Below is an opencl kernel which performs blocked matrix multiplication for multiple independent matrices. selectMatrixA and selectMatrixB store multiple matrices (same size and square matrices) in row major order.
// Matrix multiplication: C = A * B.
#define BLOCK_SIZE 20
#define MATRIX_SIZE 100 * 100
#define BLOCK_DIMX 5 // Number of blocks in the x dimension
__kernel void
batchedMatrixMul(__global float *selectMatrixC, __global float *selectMatrixA, __global
float *selectMatrixB, int wA, int wB)
{
// Block index
int bx = get_group_id(0);
int by = get_group_id(1);
__global float *C = selectMatrixC + (bx/BLOCK_DIMX) * MATRIX_SIZE;
__global float *A = selectMatrixA + (bx/BLOCK_DIMX) * MATRIX_SIZE;
__global float *B = selectMatrixB + (bx/BLOCK_DIMX) * MATRIX_SIZE;
int tx = get_local_id(0);
int ty = get_local_id(1);
float Csub = 0;
// Identify the row and column of the C matrix to work on
int Row = (by * BLOCK_SIZE) + ty;
int Col = ((bx %(BLOCK_DIMX)) * BLOCK_SIZE) + tx;
// Declaration of the local memory array As used to store the sub-matrix of A
__local float As[BLOCK_SIZE][BLOCK_SIZE];
// Declaration of the local memory array Bs used to store the sub-matrix of B
__local float Bs[BLOCK_SIZE][BLOCK_SIZE];
// Loop over all the sub-matrices of A and B required to compute the block sub-matrix
for (int m = 0; m < wA / BLOCK_SIZE; ++m)
{
// Load the matrices from global memory to local memory.

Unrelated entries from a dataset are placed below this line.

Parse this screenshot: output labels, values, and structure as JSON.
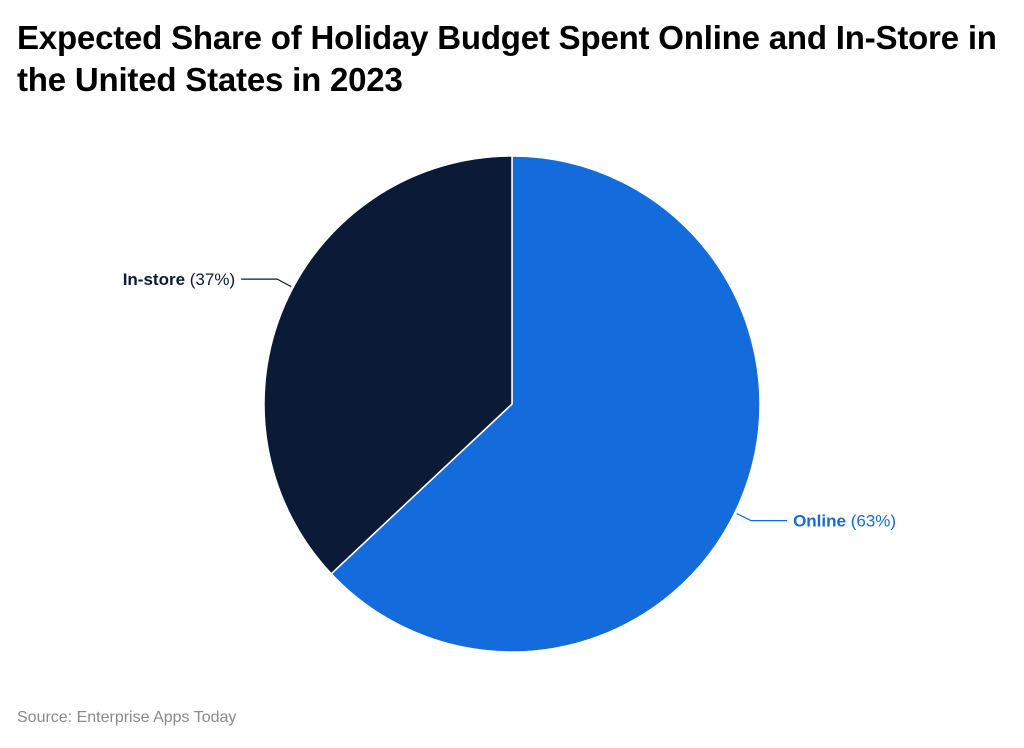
{
  "title": "Expected Share of Holiday Budget Spent Online and In-Store in the United States in 2023",
  "source": "Source: Enterprise Apps Today",
  "chart_data": {
    "type": "pie",
    "title": "Expected Share of Holiday Budget Spent Online and In-Store in the United States in 2023",
    "slices": [
      {
        "name": "Online",
        "value": 63,
        "label": "(63%)",
        "color": "#136bdc"
      },
      {
        "name": "In-store",
        "value": 37,
        "label": "(37%)",
        "color": "#0a1a37"
      }
    ],
    "start": "12 o'clock, clockwise",
    "legend": "none"
  }
}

Each thread loads one
//element of each matrix
As[ty][tx] = A[Row * wA + m * BLOCK_SIZE + tx];
Bs[ty][tx] = B[(m * BLOCK_SIZE + ty)*wA + Col];
// Synchronize to make sure the matrices are loaded
barrier(CLK_LOCAL_MEM_FENCE);
// Multiply the two matrices together each thread computes one element of the block
//sub-matrix
for (int k = 0; k < BLOCK_SIZE; ++k)
Csub += As[ty][k] * Bs[k][tx];
// Synchronize to make sure that the preceding computation is done before loading
//two new sub-matrices of A and B in the next iteration
barrier(CLK_LOCAL_MEM_FENCE);
}
// Write the block sub-matrix to device memory each thread writes one element
C[Row * wA + Col] = Csub;
}
Here is how I launch the kernel:
localWorkSize[0] = BLOCK_SIZE;
localWorkSize[1] = BLOCK_SIZE;
// for a 100 X 100 matrix, MATRIX_DIMX = MATRIX_DIMY = 100
globalWorkSize[0] = MATRIX_DIMX * NUM_MATRICES;
globalWorkSize[1] = MATRIX_DIMY ;
cl_event event;
errcode = clEnqueueNDRangeKernel(clCommandQueue,
clKernel, 2, NULL, globalWorkSize,
localWorkSize, 0, NULL, &event);
Below are some performance numbers when running this on an NVIDIA Grid K520:
1. matrix size:100 X 100 . Number of matrices = 20000. Time taken for multiplication =
0.262 seconds. As shown in the code, the block size was set to 20. Block size of 10 was
slower. This calculates to around 152 GFLOPS
2. matrix size: 10000 X 10000. Number of matrices = 1. Time taken for multiplication = 10.6
seconds. Here also the block size was 20. Using a block size of 50 is not possible due to
the size of the local memory.
Can someone please help me to understand why the code is running slow, and why 2. is so much slower than 1. I am new to OpenCL, and I am wanting to learn how to optimize code based on the underlying architectural details.